Pour sa part, M. Elliot précise que dans son établissement (rappelons qu’il y a plusieurs cimenteries dans la région), « les filtres ont été changés et les standards d’émissions sont inférieurs à ceux des usines d’Europe ». Il ajoute : « Nous essayons de réduire le trafic en déviant la route des camions. Pour ce qui est des carrières, nous n’utilisons pas de dynamite.

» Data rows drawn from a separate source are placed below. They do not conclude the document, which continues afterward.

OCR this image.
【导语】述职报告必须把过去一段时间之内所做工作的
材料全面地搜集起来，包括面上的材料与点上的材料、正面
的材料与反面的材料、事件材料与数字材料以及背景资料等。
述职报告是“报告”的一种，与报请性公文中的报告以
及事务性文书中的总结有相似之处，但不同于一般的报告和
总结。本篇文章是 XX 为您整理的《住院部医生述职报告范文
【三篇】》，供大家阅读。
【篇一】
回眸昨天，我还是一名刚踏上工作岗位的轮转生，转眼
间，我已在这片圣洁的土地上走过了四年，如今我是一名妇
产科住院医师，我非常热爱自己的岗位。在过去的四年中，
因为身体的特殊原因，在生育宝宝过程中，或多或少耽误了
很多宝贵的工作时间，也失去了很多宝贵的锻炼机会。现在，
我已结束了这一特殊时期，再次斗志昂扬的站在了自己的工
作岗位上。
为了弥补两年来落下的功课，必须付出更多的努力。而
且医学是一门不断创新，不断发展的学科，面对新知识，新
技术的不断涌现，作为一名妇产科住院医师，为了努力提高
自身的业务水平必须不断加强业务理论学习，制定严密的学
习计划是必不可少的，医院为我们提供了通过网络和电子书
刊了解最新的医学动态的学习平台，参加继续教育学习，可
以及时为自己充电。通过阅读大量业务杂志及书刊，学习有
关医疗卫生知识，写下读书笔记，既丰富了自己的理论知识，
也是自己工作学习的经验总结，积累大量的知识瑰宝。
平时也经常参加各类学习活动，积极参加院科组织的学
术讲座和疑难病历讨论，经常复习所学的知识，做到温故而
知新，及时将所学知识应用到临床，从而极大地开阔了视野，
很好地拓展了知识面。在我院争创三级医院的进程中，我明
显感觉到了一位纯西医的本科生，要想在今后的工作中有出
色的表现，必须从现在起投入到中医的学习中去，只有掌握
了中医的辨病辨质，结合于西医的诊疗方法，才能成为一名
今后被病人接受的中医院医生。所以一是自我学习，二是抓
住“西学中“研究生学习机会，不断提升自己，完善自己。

Par ailleurs, nous sommes soumis au contrôle du ministère de l’Environnement et d’un bureau d’experts allemands. » Cela ne suffit pas à convaincre la municipalité dont le président considère que « le ministère a eu une attitude biaisée en la circonstance ». Nous n’avons pu joindre le directeur général du ministère de l’Environnement, Berge Hatjian, pour avoir son commentaire.
Cela fait des années que les plaintes des habitants se répètent, que la querelle dure, que la région vit dans un constant état d’ébullition. La question se pose de savoir pourquoi l’État ne tranche pas définitivement le débat en engageant une vaste étude pour déterminer des standards qui conviennent au Liban – comme le souligne Mme Kallab – et de mettre au point un système de contrôle qui convienne aux différentes parties et protège la santé publique.
Suzanne BAAKLINI
Un dépôt de pétrocoke (produit pétrolier utilisé pour la combustion dans les cimenteries) crée actuellement une polémique dans la région de Chekka entre les municipalités et la Cimenterie nationale, propriétaire du hangar. Alors que la compagnie est en faveur d’une modification du plan d’urbanisme dans la région afin, dit-elle, de procéder à la couverture totale du...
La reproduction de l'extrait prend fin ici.